無心は心を落ち着けると、必死で話題を変えようとする。
「・・・で、今何時?」
「ん?え・・・と、九時かな」
壁に掛けられた趣味の良い時計にちらりと視線を遣って、無心にも見るよう無言で促す。
「こんなに早く起きて、何するんだよ」
「マンション探しに行くんだよ。早く飯食って、着替えろ」
若人は立ち上がると無心に背を向け、「九時で『こんなに早く』なのかよ」と呟きながらキッチンに向かった。
キッチンからは鼻をくすぐるコーヒーのいい香りが漂ってきている。
「マンション・・・・・・?若人、引っ越すのか?」
「なんだ、まだ寝てるのか?」
若人はコーヒーを淹れながら呆れ顔で言った。
「それなりに広いっていってもここは一人用のマンションだし、お前専用の部屋も要るだろ?」
無心は少し考えて若人の言わんとするところを汲み取ると、また真っ赤になってしまった。

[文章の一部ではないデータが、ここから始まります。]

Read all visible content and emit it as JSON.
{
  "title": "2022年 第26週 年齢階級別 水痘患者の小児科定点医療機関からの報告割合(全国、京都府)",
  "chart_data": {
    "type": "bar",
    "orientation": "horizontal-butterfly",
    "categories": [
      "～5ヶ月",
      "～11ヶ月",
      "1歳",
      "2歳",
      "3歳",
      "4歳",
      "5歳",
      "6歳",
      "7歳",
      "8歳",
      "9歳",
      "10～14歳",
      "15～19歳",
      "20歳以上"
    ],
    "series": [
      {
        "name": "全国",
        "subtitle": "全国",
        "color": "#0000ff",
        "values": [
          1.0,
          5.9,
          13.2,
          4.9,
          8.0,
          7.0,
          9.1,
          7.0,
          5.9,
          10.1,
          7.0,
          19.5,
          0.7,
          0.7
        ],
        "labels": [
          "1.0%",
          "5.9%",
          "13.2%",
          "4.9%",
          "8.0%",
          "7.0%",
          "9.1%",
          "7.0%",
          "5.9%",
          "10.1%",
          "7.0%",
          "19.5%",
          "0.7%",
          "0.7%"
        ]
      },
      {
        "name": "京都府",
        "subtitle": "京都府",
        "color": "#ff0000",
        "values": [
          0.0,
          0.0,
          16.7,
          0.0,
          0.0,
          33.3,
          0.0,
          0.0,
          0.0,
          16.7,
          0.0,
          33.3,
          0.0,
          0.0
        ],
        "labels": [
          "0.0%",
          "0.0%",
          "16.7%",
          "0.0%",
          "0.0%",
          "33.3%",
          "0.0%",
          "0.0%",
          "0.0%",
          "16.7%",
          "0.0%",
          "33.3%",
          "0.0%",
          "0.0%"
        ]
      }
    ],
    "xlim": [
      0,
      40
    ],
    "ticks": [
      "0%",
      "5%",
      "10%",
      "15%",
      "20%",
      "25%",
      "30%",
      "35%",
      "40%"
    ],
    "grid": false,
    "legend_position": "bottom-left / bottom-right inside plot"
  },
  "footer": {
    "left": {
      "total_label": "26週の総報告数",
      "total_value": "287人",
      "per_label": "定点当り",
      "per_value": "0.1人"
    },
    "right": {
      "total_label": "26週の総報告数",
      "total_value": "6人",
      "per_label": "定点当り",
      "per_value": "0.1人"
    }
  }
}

「二人の頭が白くなるまで住むつもりだから。心して探すんだぞ」
「……!!」
若人はコーヒーを注いだカップを二つ携えてリビングへ戻ってきた。
不敵な笑みを浮かべた若人はカップの一つを無心に手渡し、腰掛ける。
無心は自分の気持ちを抑えるのに悪戦苦闘していた。
若人が自分の未来に無心を置いていてくれたこと。それが何よりも嬉しい。
なんだか胸が一杯になって涙が溢れそうになる。
「・・・・・・ま、まあ、若人はハゲるだろうから、いっしょに白髪になるのは無理だろうけどな」
無心は必死で茶化し、心にブレーキをかける。
若人もそんな無心の心を見透かしてか、声を上げて笑った。
「さあ、早く準備しろ。行くぜ」
「帰りに養毛剤買ってやるよ」
「まだ言うのか」
若人は、笑う無心の顔を両手で押さえ、そのうるさい口を唇で塞いだ。
「・・・・・・ふぅ、静かになったな」
「・・・・・・ち、畜生、卑怯だぞ、ハゲ!」
「ああ!?しつこいぞお前!」
ばたばたと走りながら大笑いするフリをして、無心はぽろりと一粒、涙をこぼした。